Another observation: Little bits of automation to make life easier. When I highlight a word in Sublime Text and press the open-parentheses "(" key, the word is surrounded in parentheses. When I do the same in the MATLAB editor, the word is deleted and replaced by the open parenthesis character.

I am a craftsman. I want to love my tools. MATLAB has elements of greatness, but a large number of flaws as well. Some of these flaws cannot be addressed without making the tool something other than what it is.

Fair enough.

But some can be addressed with passion, attention-to-detail, design sense, and strong, detailed technical leadership.

Confidence and Competence and Information Overload

The internet is a wonderful thing.

Every problem has a thousand solutions: documented; discussed; dissected.

This sumptuous surfeit of suitable solutions seems satisfactory; superb even, save for one small snag:

My effective competence, my ability to work quickly and solve problems, is driven largely by my confidence in my own abilities, my own evaluation of the completeness of my knowledge versus the task at hand.

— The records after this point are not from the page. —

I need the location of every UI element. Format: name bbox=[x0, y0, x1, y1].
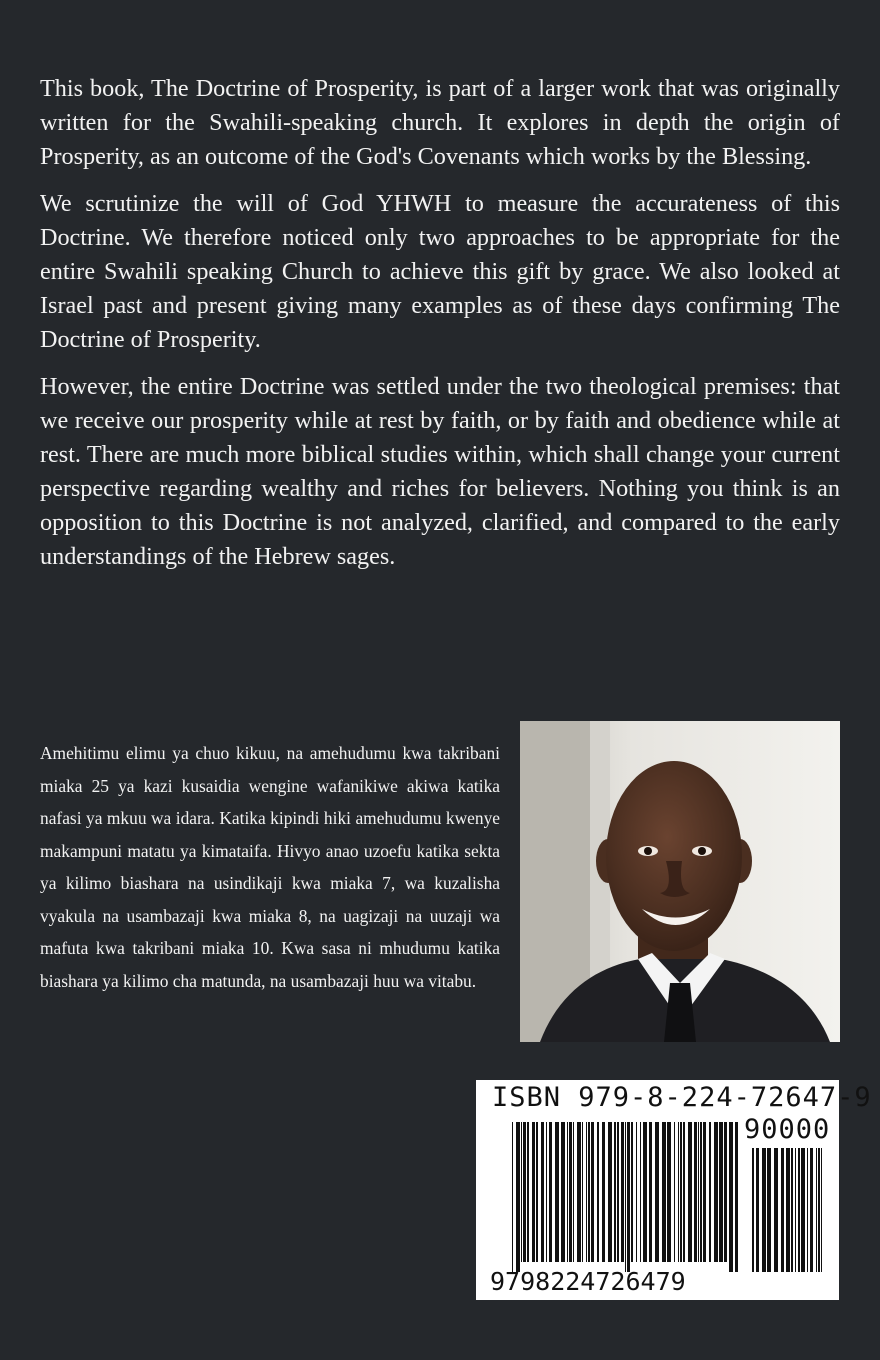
barcode-bar bbox=[541, 1122, 544, 1262]
barcode-bar bbox=[752, 1148, 754, 1272]
barcode-bar bbox=[807, 1148, 808, 1272]
barcode-bar bbox=[678, 1122, 679, 1262]
barcode-bar bbox=[674, 1122, 675, 1262]
barcode-bar bbox=[631, 1122, 633, 1262]
back-cover-blurb bbox=[40, 72, 840, 587]
isbn-label: ISBN 979-8-224-72647-9 bbox=[492, 1082, 872, 1113]
barcode-bar bbox=[567, 1122, 568, 1262]
barcode-bar bbox=[625, 1122, 626, 1272]
blurb-paragraph-1: This book, The Doctrine of Prosperity, is part of a larger work that was originally written for the Swahili-speaking church. It explores in depth the origin of Prosperity, as an outcome of the God's Covenants which works by the Blessing. bbox=[40, 75, 840, 170]
barcode-bar bbox=[561, 1122, 565, 1262]
barcode-bar bbox=[582, 1122, 583, 1262]
barcode-bar bbox=[516, 1122, 520, 1272]
barcode-bar bbox=[649, 1122, 652, 1262]
barcode-bar bbox=[791, 1148, 793, 1272]
barcode-bar bbox=[767, 1148, 771, 1272]
barcode-bar bbox=[549, 1122, 552, 1262]
barcode-bar bbox=[532, 1122, 535, 1262]
barcode-bar bbox=[655, 1122, 659, 1262]
author-photo bbox=[520, 721, 840, 1042]
barcode-bar bbox=[614, 1122, 616, 1262]
barcode-bar bbox=[602, 1122, 605, 1262]
barcode-main-bars bbox=[512, 1122, 738, 1272]
barcode-bar bbox=[756, 1148, 759, 1272]
barcode-bar bbox=[643, 1122, 647, 1262]
barcode-bar bbox=[735, 1122, 738, 1272]
barcode-bar bbox=[636, 1122, 637, 1262]
barcode-bar bbox=[521, 1122, 522, 1262]
barcode-bar bbox=[714, 1122, 718, 1262]
barcode-bar bbox=[597, 1122, 599, 1262]
barcode-bar bbox=[818, 1148, 820, 1272]
barcode-bar bbox=[801, 1148, 805, 1272]
barcode-bar bbox=[621, 1122, 624, 1262]
barcode-bar bbox=[608, 1122, 612, 1262]
barcode-bar bbox=[786, 1148, 790, 1272]
barcode-bar bbox=[816, 1148, 817, 1272]
barcode-bar bbox=[555, 1122, 559, 1262]
isbn-barcode bbox=[476, 1080, 872, 1300]
ean-digits: 9798224726479 bbox=[490, 1267, 686, 1296]
barcode-bar bbox=[577, 1122, 581, 1262]
barcode-bar bbox=[640, 1122, 641, 1262]
barcode-bar bbox=[591, 1122, 594, 1262]
barcode-bar bbox=[688, 1122, 692, 1262]
barcode-bar bbox=[810, 1148, 813, 1272]
barcode-bar bbox=[527, 1122, 529, 1262]
barcode-bar bbox=[573, 1122, 574, 1262]
author-portrait-icon bbox=[520, 721, 840, 1042]
barcode-bar bbox=[694, 1122, 697, 1262]
blurb-paragraph-2: We scrutinize the will of God YHWH to measure the accurateness of this Doctrine. We therefore noticed only two approaches to be appropriate for the entire Swahili speaking Church to achieve this gift by grace. We also looked at Israel past and present giving many examples as of these days confirming The Doctrine of Prosperity. bbox=[40, 190, 840, 353]
barcode-bar bbox=[719, 1122, 723, 1262]
barcode-bar bbox=[662, 1122, 666, 1262]
barcode-bar bbox=[627, 1122, 630, 1272]
barcode-bar bbox=[667, 1122, 671, 1262]
barcode-bar bbox=[680, 1122, 682, 1262]
barcode-bar bbox=[774, 1148, 778, 1272]
price-code: 90000 bbox=[744, 1114, 831, 1145]
barcode-bar bbox=[617, 1122, 619, 1262]
barcode-bar bbox=[781, 1148, 784, 1272]
author-bio: Amehitimu elimu ya chuo kikuu, na amehudumu kwa takribani miaka 25 ya kazi kusaidia wengine wafanikiwe akiwa katika nafasi ya mkuu wa idara. Katika kipindi hiki amehudumu kwenye makampuni matatu ya kimataifa. Hivyo anao uzoefu katika sekta ya kilimo biashara na usindikaji kwa miaka 7, wa kuzalisha vyakula na usambazaji kwa miaka 8, na uagizaji na uuzaji wa mafuta kwa takribani miaka 10. Kwa sasa ni mhudumu katika biashara ya kilimo cha matunda, na usambazaji huu wa vitabu. bbox=[40, 743, 500, 991]
barcode-bar bbox=[762, 1148, 766, 1272]
barcode-bar bbox=[709, 1122, 711, 1262]
barcode-bar bbox=[512, 1122, 513, 1272]
barcode-bar bbox=[536, 1122, 538, 1262]
barcode-bar bbox=[821, 1148, 822, 1272]
barcode-bar bbox=[523, 1122, 526, 1262]
barcode-bar bbox=[569, 1122, 572, 1262]
barcode-bar bbox=[729, 1122, 733, 1272]
barcode-bar bbox=[798, 1148, 800, 1272]
barcode-bar bbox=[683, 1122, 685, 1262]
barcode-bar bbox=[795, 1148, 796, 1272]
barcode-bar bbox=[724, 1122, 727, 1262]
barcode-bar bbox=[698, 1122, 699, 1262]
barcode-bar bbox=[546, 1122, 547, 1262]
barcode-bar bbox=[703, 1122, 706, 1262]
barcode-bar bbox=[586, 1122, 587, 1262]
barcode-bar bbox=[588, 1122, 590, 1262]
barcode-addon-bars bbox=[752, 1148, 824, 1272]
barcode-bar bbox=[700, 1122, 702, 1262]
blurb-paragraph-3: However, the entire Doctrine was settled under the two theological premises: that we receive our prosperity while at rest by faith, or by faith and obedience while at rest. There are much more biblical studies within, which shall change your current perspective regarding wealthy and riches for believers. Nothing you think is an opposition to this Doctrine is not analyzed, clarified, and compared to the early understandings of the Hebrew sages. bbox=[40, 373, 840, 570]
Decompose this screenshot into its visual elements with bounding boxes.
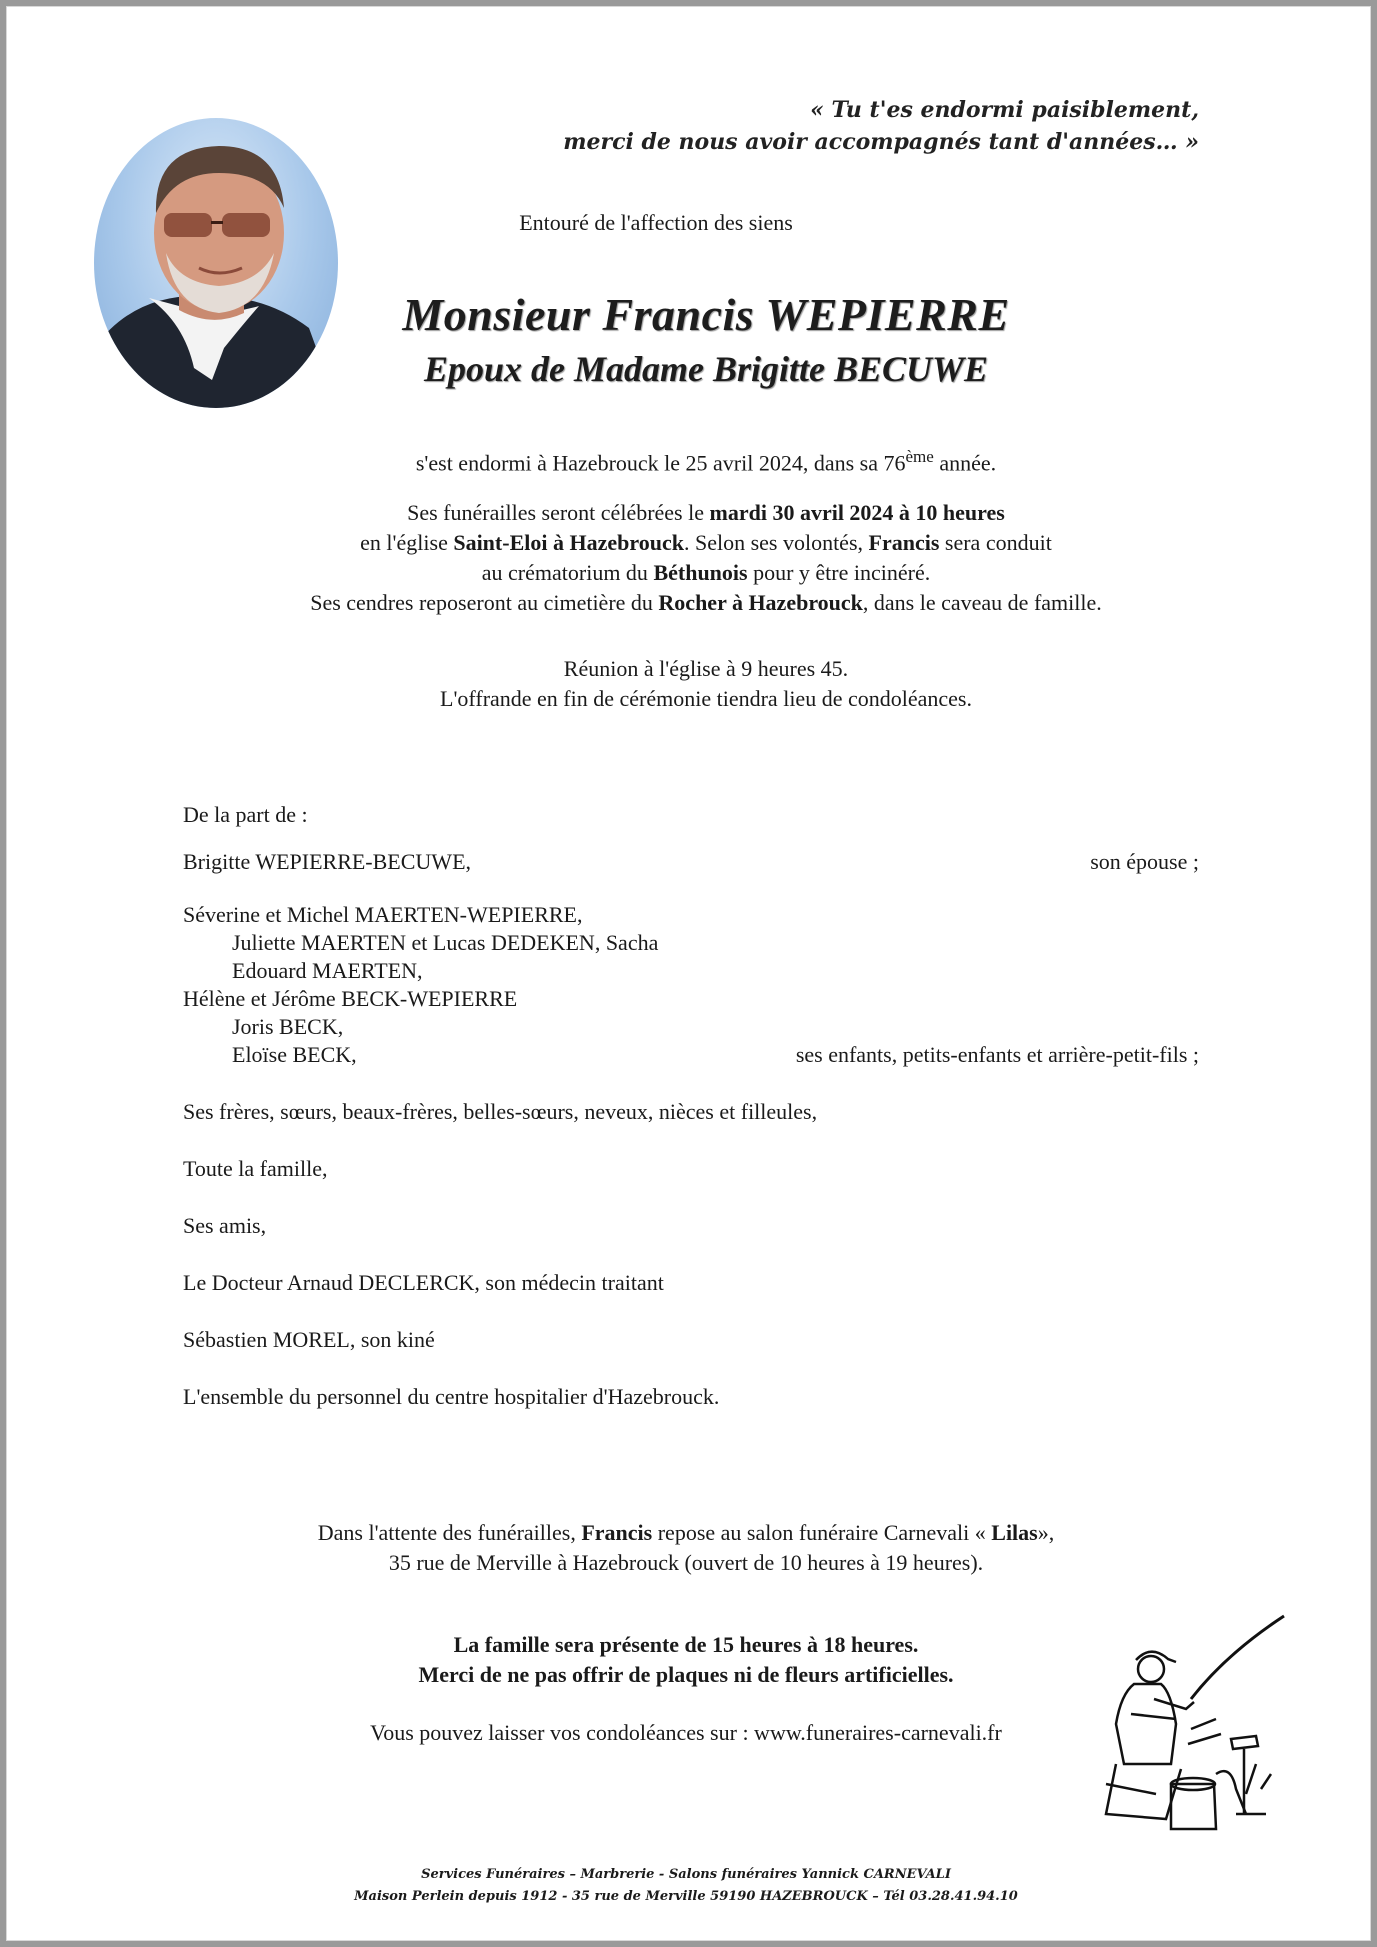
meeting-info xyxy=(306,654,1106,714)
from-label: De la part de : xyxy=(183,802,308,827)
funeral-crematorium: Béthunois xyxy=(653,560,748,585)
family-grandchild-4: Eloïse BECK, xyxy=(232,1042,357,1067)
funeral-line-1 xyxy=(206,498,1206,528)
death-notice xyxy=(306,442,1106,478)
portrait-photo xyxy=(94,118,338,408)
portrait-illustration xyxy=(94,118,338,408)
footer xyxy=(186,1864,1186,1908)
spouse-line: Epoux de Madame Brigitte BECUWE xyxy=(423,349,989,389)
epitaph-quote xyxy=(563,94,1199,158)
family-doctor: Le Docteur Arnaud DECLERCK, son médecin traitant xyxy=(183,1270,664,1295)
funeral-details xyxy=(206,498,1206,618)
family-grandchild-3: Joris BECK, xyxy=(232,1014,344,1039)
family-friends: Ses amis, xyxy=(183,1213,267,1238)
family-notice xyxy=(186,1630,1186,1690)
family-grandchild-1: Juliette MAERTEN et Lucas DEDEKEN, Sacha xyxy=(232,930,659,955)
condolences-line: Vous pouvez laisser vos condoléances sur : www.funeraires-carnevali.fr xyxy=(370,1720,1002,1745)
death-notice-sup: ème xyxy=(905,447,934,466)
funeral-cemetery: Rocher à Hazebrouck xyxy=(658,590,863,615)
rest-l1e: », xyxy=(1037,1520,1055,1545)
family-all: Toute la famille, xyxy=(183,1156,328,1181)
family-siblings: Ses frères, sœurs, beaux-frères, belles-sœurs, neveux, nièces et filleules, xyxy=(183,1099,818,1124)
rest-line-2: 35 rue de Merville à Hazebrouck (ouvert de 10 heures à 19 heures). xyxy=(388,1550,984,1575)
notice-line-2: Merci de ne pas offrir de plaques ni de fleurs artificielles. xyxy=(418,1662,954,1687)
funeral-l3c: pour y être incinéré. xyxy=(747,560,931,585)
rest-l1a: Dans l'attente des funérailles, xyxy=(317,1520,582,1545)
family-child-2: Hélène et Jérôme BECK-WEPIERRE xyxy=(183,986,518,1011)
family-child-1: Séverine et Michel MAERTEN-WEPIERRE, xyxy=(183,902,583,927)
family-grandchild-2: Edouard MAERTEN, xyxy=(232,958,423,983)
funeral-l2c: . Selon ses volontés, xyxy=(683,530,869,555)
footer-line-1: Services Funéraires – Marbrerie - Salons funéraires Yannick CARNEVALI xyxy=(421,1867,951,1882)
death-notice-after: année. xyxy=(933,450,997,476)
obituary-page xyxy=(6,6,1371,1941)
funeral-l4c: , dans le caveau de famille. xyxy=(862,590,1102,615)
funeral-church: Saint-Eloi à Hazebrouck xyxy=(453,530,684,555)
quote-line-1: « Tu t'es endormi paisiblement, xyxy=(810,97,1199,123)
footer-line-2: Maison Perlein depuis 1912 - 35 rue de Merville 59190 HAZEBROUCK – Tél 03.28.41.94.10 xyxy=(354,1889,1018,1904)
funeral-l3a: au crématorium du xyxy=(481,560,654,585)
deceased-name: Monsieur Francis WEPIERRE xyxy=(402,289,1010,340)
family-physio: Sébastien MOREL, son kiné xyxy=(183,1327,435,1352)
funeral-l1a: Ses funérailles seront célébrées le xyxy=(407,500,710,525)
funeral-date: mardi 30 avril 2024 à 10 heures xyxy=(709,500,1005,525)
rest-firstname: Francis xyxy=(581,1520,653,1545)
death-notice-text: s'est endormi à Hazebrouck le 25 avril 2024, dans sa 76 xyxy=(415,450,906,476)
funeral-line-4 xyxy=(206,588,1206,618)
family-spouse-role: son épouse ; xyxy=(1090,849,1199,874)
rest-line-1 xyxy=(186,1518,1186,1548)
rest-info xyxy=(186,1518,1186,1578)
meeting-line-2: L'offrande en fin de cérémonie tiendra lieu de condoléances. xyxy=(440,686,972,711)
notice-line-1: La famille sera présente de 15 heures à 18 heures. xyxy=(453,1632,919,1657)
quote-line-2: merci de nous avoir accompagnés tant d'années… » xyxy=(563,129,1199,155)
funeral-firstname: Francis xyxy=(868,530,940,555)
intro-text: Entouré de l'affection des siens xyxy=(519,210,793,235)
funeral-l4a: Ses cendres reposeront au cimetière du xyxy=(310,590,659,615)
funeral-l2a: en l'église xyxy=(360,530,454,555)
rest-salon: Lilas xyxy=(991,1520,1038,1545)
funeral-line-3 xyxy=(206,558,1206,588)
rest-l1c: repose au salon funéraire Carnevali « xyxy=(652,1520,992,1545)
funeral-line-2 xyxy=(206,528,1206,558)
family-spouse-name: Brigitte WEPIERRE-BECUWE, xyxy=(183,849,472,874)
family-staff: L'ensemble du personnel du centre hospitalier d'Hazebrouck. xyxy=(183,1384,720,1409)
meeting-line-1: Réunion à l'église à 9 heures 45. xyxy=(563,656,849,681)
family-children-role: ses enfants, petits-enfants et arrière-petit-fils ; xyxy=(795,1042,1199,1067)
fisherman-drawing xyxy=(1096,1614,1296,1844)
funeral-l2e: sera conduit xyxy=(939,530,1052,555)
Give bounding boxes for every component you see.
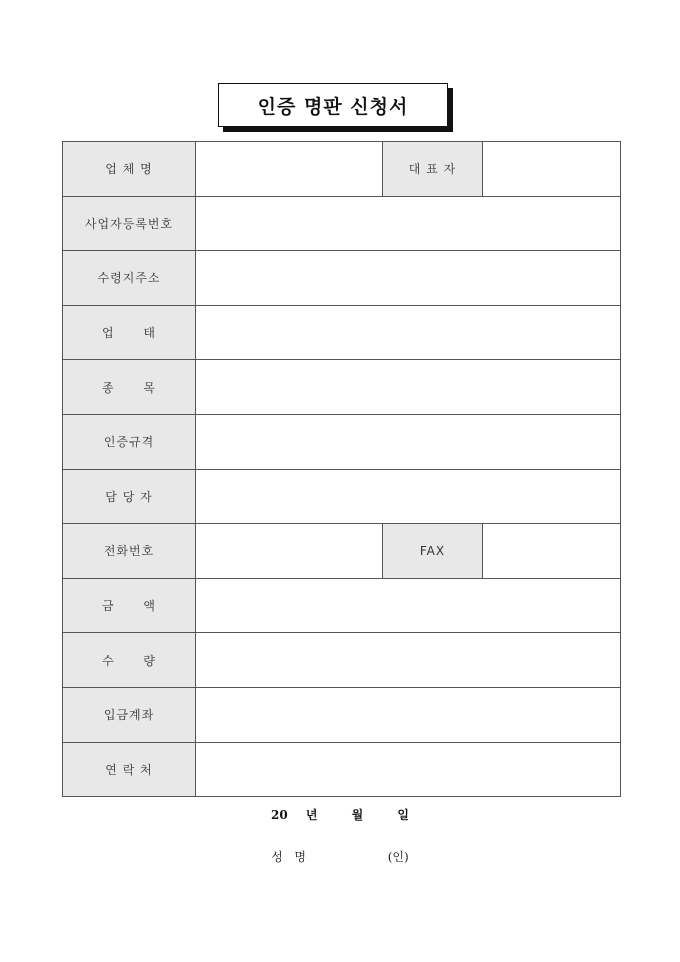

When I was younger, the arrogance of youth made this easy. I plowed on ahead, ignorant of my own ignorance, I performed, gained accolades, and life was good.

However, faced with ever rising flood-waters issuing from the fire-hose of information that is the internet today, it is all too easy to start comparing what I know with what I could know, which, expressed as a ratio, is always going to be depressingly close to zero. With self-confidence thus undermined, the inevitable consequence of this is for me to loose sight of the fact that I have enough information at hand to get on with it, without worry or concern, and to get dragged down into the rabbit-hole.

This problem is compounded when one tries to pick up a new tool or technology, an activity that (given the pace of technological advance) one needs to do more-or-less continuously.

Now, I love learning, but I cannot resist the temptation to compare my knowledge and level of expertise in the latest tool to my knowledge and level of expertise in the last, and, in the worst-case-scenario one or two weeks worth of experience is never going to compare favourably with six or seven years.

In situations such as this, I have to keep telling myself to HTFU and demilquetoastify my attitude.